Job Persistence

An important feature of Accelerator is job persistence. After a job completes, its information remains in vovserver's memory until the job is forgotten, manually or automatically.

Jobs are automatically forgotten to limit vovserver memory consumption.
Note: The Accelerator default is to automatically forget jobs after a configurable time interval, as described in Automatic Forgetting.

You may override automatic forgetting by submitting jobs using the -keep or -keepfor options.

The benefits of job persistence:
  • You can re-execute a job using nc rerun jobID without the need to type the job command line again.
  • Duration information can be used to execute the job on the appropriate taskers (enough time left)
  • Commands are easily edited in the GUI or the browser UI
  • Preserves the job info for documentation and auditing
  • Jobs in vovserver memory have full information accessible via the VTK API
To enable persistence, use the -keep option when you submit the job, as shown below.
Important: Jobs submitted with this option remain in vovserver memory until they are explicitly forgotten, so there is a tradeoff vs. memory usage, and jobs should only be kept when needed.

Keep Jobs for Longer than the Default

If your Accelerator administrator has arranged to support it, you may also use the -keepfor option when submitting jobs. This option takes a VOV timespec, e.g. 4h, 14d. Jobs will be automatically removed from the system when older than the specified age.

This is supported by a liveness script which examines the jobs in memory periodically. The example script may be found in $VOVDIR/etc/liveness/live_keepfor_jobs.tcl and should be copied into the Accelerator vovserver's 'tasks' subdirectory.
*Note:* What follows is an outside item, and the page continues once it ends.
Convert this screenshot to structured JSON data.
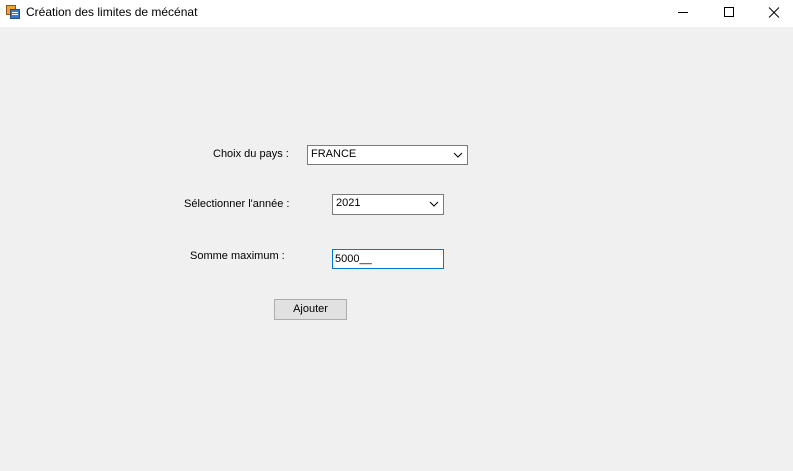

The scripts in the tasks subdirectory are triggered every vovserver update cycle, about once a minute. The -keepfor script uses a property KEEPFOR_LASTRUN_TS to record the last time it was active, and an optional KEEPFOR_FREQUENCY to determine how frequently to clean up kept jobs. The default is 1800s, or 30m. These properties are on the object having ID 1.
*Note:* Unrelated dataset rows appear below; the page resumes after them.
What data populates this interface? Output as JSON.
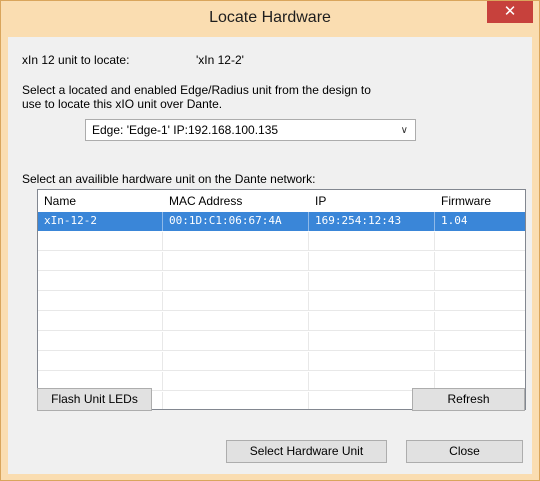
{
  "window": {
    "title": "Locate Hardware",
    "close_glyph": "✕",
    "frame_color": "#faddb1",
    "selection_color": "#3a86d8"
  },
  "locate": {
    "label": "xIn 12 unit to locate:",
    "value": "'xIn 12-2'"
  },
  "instructions": {
    "line1": "Select a located and enabled Edge/Radius unit from the design to",
    "line2": "use to locate this xIO unit over Dante."
  },
  "edge_select": {
    "value": "Edge: 'Edge-1' IP:192.168.100.135",
    "chevron": "chevron-down-icon"
  },
  "network": {
    "label": "Select an availible hardware unit on the Dante network:"
  },
  "table": {
    "headers": [
      "Name",
      "MAC Address",
      "IP",
      "Firmware"
    ],
    "rows": [
      {
        "name": "xIn-12-2",
        "mac": "00:1D:C1:06:67:4A",
        "ip": "169:254:12:43",
        "firmware": "1.04"
      }
    ]
  },
  "buttons": {
    "flash": "Flash Unit LEDs",
    "refresh": "Refresh",
    "select_hw": "Select Hardware Unit",
    "close": "Close"
  }
}
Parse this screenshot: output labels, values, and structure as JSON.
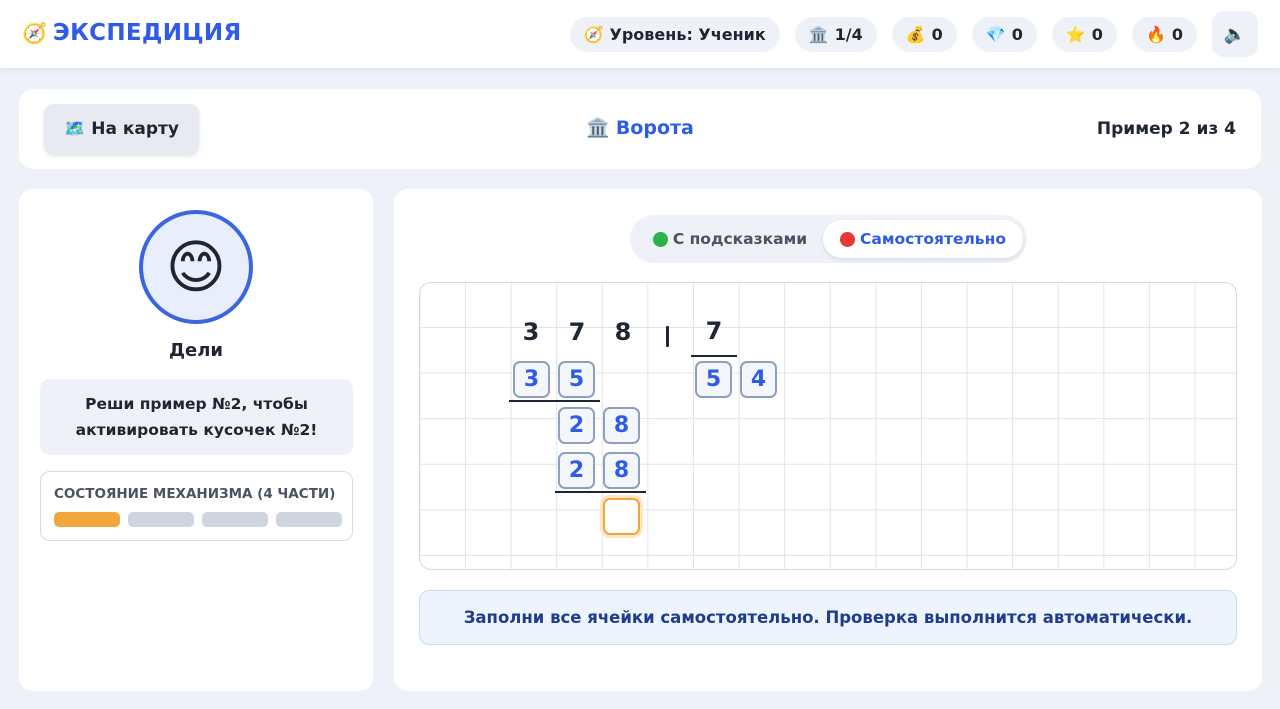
{
  "app": {
    "brand_icon": "🧭",
    "brand_name": "ЭКСПЕДИЦИЯ"
  },
  "stats": {
    "level": {
      "icon": "🧭",
      "text": "Уровень: Ученик"
    },
    "gates": {
      "icon": "🏛️",
      "value": "1/4"
    },
    "coins": {
      "icon": "💰",
      "value": "0"
    },
    "gems": {
      "icon": "💎",
      "value": "0"
    },
    "stars": {
      "icon": "⭐",
      "value": "0"
    },
    "fire": {
      "icon": "🔥",
      "value": "0"
    },
    "sound_icon": "🔈"
  },
  "header": {
    "map_button": {
      "icon": "🗺️",
      "label": "На карту"
    },
    "title": {
      "icon": "🏛️",
      "text": "Ворота"
    },
    "progress": "Пример 2 из 4"
  },
  "character": {
    "avatar": "😊",
    "name": "Дели",
    "message": "Реши пример №2, чтобы активировать кусочек №2!"
  },
  "mechanism": {
    "title": "СОСТОЯНИЕ МЕХАНИЗМА (4 ЧАСТИ)",
    "total_parts": 4,
    "active_parts": 1
  },
  "modes": {
    "hints": {
      "label": "С подсказками",
      "color": "#2bb34a"
    },
    "solo": {
      "label": "Самостоятельно",
      "color": "#e53935"
    },
    "selected": "solo"
  },
  "division": {
    "dividend": [
      "3",
      "7",
      "8"
    ],
    "divisor": "7",
    "quotient": [
      "5",
      "4"
    ],
    "step1_subtract": [
      "3",
      "5"
    ],
    "step2_remainder": [
      "2",
      "8"
    ],
    "step2_subtract": [
      "2",
      "8"
    ],
    "final_cell": ""
  },
  "hint": "Заполни все ячейки самостоятельно. Проверка выполнится автоматически.",
  "colors": {
    "accent": "#2e5ce6",
    "active_cell": "#f0a63a",
    "mechanism_on": "#f0a63a",
    "mechanism_off": "#cfd5df"
  }
}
When you submit a job using the -keepfor option, Accelerator attaches a KEEPFOR property to the job to record how long the job should be kept. This is silently limited to the range 0..32000000 seconds (just over 1 year).

Example commands:
% nc run -r unix -t BASE -keep runregression daily
% nc run -r unix -e BASE -keepfor 2w runregression quick

CPU Effort Considerations

The script that implements -keepfor needs to make a scan through all jobs in the system that are in the Done or Failed state, so this takes some CPU time, and this time will increase with the total number of jobs in the system. You should generally not need to reduce the scan interval below the default of 30m, and in most cases, you can make it longer, perhaps to 8-24h depending on the rate of kept job creation in your system.

Forget Jobs from vovserver Memory

You can forget jobs from vovserver's memory using the following command. Common values for <job-spec> include a jobID, '-mine' and '-set' with a set name.

For more usage information, see nc forget.
% nc forget <job-spec>

Automatic Forgetting

Accelerator's default is to automatically forget jobs as listed below:
  • Successful (Done) jobs are forgotten after 1 hour
  • Failed jobs are forgotten after 2 days
  • Unscheduled (Idle) jobs are forgotten after 2 days

To control the time jobs are kept in the system, edit the VovServer configuration in the policy.tcl file. The parameters controlling this are autoForgetValid, autoForgetFailed, and autoForgetOthers.

For more details, refer to Autoforget Jobs.